How Is Consumer Watchdog 'Helping' When It's Trying To Destroy Services Consumers Find Useful
from the get-away-from-my-email dept
A few weeks ago, we wrote about a troubling ruling by Judge Lucy Koh, in which she accepted the argument pushed by a group called Consumer Watchdog (which is basically an anti-Google organization focused on misrepresenting Google at every opportunity) that Google’s Gmail conducted some sort of illegal wiretap when its computers scanned incoming emails to put relevant ads next to it. As we noted, if having a computer scan your email is illegal wiretapping, then pretty much any anti-spam software is also an illegal wiretap. The whole concept is really ridiculous. If you send me a mail, you are granting permission for me to view that mail however I wish to view it — and if that includes reading it via Gmail and having its automated computers put ads next to it, then that’s the price you pay.
Unfortunately, with Judge Koh unwilling to recognize this basic concept, it’s now open season on email providers. A very similar lawsuit has now been filed against Yahoo, and I’m sure it won’t be the last one.
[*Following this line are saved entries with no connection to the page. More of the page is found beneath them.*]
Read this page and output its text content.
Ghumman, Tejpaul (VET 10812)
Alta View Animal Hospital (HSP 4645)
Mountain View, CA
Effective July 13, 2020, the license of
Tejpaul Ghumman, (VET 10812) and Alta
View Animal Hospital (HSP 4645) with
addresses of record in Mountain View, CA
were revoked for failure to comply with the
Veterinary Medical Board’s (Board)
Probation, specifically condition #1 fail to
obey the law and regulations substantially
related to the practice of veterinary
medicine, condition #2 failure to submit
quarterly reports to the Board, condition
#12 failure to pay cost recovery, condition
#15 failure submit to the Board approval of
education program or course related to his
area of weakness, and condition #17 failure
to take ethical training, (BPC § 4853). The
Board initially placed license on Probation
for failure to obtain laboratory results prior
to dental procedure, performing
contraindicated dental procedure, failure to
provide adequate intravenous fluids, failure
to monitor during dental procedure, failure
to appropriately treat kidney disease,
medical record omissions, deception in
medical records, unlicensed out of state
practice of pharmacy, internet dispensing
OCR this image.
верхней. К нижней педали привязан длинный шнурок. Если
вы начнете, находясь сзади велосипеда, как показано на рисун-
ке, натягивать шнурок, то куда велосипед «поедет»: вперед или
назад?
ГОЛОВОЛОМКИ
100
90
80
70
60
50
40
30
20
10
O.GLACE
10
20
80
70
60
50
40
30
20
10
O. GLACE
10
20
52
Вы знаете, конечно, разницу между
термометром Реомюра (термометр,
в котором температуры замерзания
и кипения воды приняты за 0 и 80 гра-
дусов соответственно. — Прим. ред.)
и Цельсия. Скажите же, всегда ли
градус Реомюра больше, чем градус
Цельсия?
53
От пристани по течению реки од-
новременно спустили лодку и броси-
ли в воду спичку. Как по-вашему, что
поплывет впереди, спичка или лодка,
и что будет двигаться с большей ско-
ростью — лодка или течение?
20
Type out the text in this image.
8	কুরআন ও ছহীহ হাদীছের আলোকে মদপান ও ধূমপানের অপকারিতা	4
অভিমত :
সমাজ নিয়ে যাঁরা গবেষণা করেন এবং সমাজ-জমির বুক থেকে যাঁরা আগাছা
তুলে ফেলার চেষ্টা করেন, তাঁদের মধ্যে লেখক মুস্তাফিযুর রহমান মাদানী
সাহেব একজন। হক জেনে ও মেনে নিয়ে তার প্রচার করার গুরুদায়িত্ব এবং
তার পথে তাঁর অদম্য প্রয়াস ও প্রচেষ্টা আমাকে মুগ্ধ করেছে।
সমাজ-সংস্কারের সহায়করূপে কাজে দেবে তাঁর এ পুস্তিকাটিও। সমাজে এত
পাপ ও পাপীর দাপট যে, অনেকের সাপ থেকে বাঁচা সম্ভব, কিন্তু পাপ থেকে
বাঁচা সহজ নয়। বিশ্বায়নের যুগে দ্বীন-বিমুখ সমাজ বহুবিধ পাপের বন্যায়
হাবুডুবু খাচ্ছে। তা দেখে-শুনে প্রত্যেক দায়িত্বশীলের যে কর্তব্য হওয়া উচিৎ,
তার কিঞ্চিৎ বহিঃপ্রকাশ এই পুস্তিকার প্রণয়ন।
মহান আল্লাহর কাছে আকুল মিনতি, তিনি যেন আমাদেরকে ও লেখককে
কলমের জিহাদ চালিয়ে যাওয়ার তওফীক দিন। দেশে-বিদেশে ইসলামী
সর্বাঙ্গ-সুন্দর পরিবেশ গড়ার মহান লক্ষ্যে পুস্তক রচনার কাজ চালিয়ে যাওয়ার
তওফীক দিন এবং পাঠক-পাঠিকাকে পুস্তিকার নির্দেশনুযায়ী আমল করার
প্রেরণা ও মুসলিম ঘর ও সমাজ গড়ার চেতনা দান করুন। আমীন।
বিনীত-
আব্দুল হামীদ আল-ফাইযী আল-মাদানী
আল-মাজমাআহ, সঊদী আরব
The whole situation is screwed up beyond belief. Eric Goldman’s comments on the original lawsuit against Google are completely on point here. Not only does this ruling show how totally screwed up ECPA (the Electronic Communications Privacy Act) is, but the whole thing may lead to making just about everyone a hell of a lot worse off. Goldman notes why Judge Koh’s ruling is almost certainly incorrect under the law: algorithmic processing of content isn’t considered interception under the law; the ruling could certainly apply to anti-spam/anti-virus/spell-checking services and more; email providers have been doing this for ages, so where’s the statute of limitations; and what actual harm was caused to people who had their email scanned?
But he concludes it with this plea for sanity to the likes of Consumer Watchdog:
PLEASE PLEASE PLEASE don’t take away my Gmail account. It has materially improved my life, and I hope and pray that I’m not downgraded into some second-rate email account due to this litigation.
Indeed. It leaves me wondering what “consumers” Consumer Watchdog is looking out for, because it’s not me, and it doesn’t appear to be the many many millions of people who use a variety of different webmail services quite happily — because it improves their lives. I don’t want a group (especially one prone to blatantly misrepresenting reality) to break email for me. That’s not being a watchdog, it’s being an authoritarian dipshit, arguing that millions of people around the world should be worse off because this one group thinks it knows best.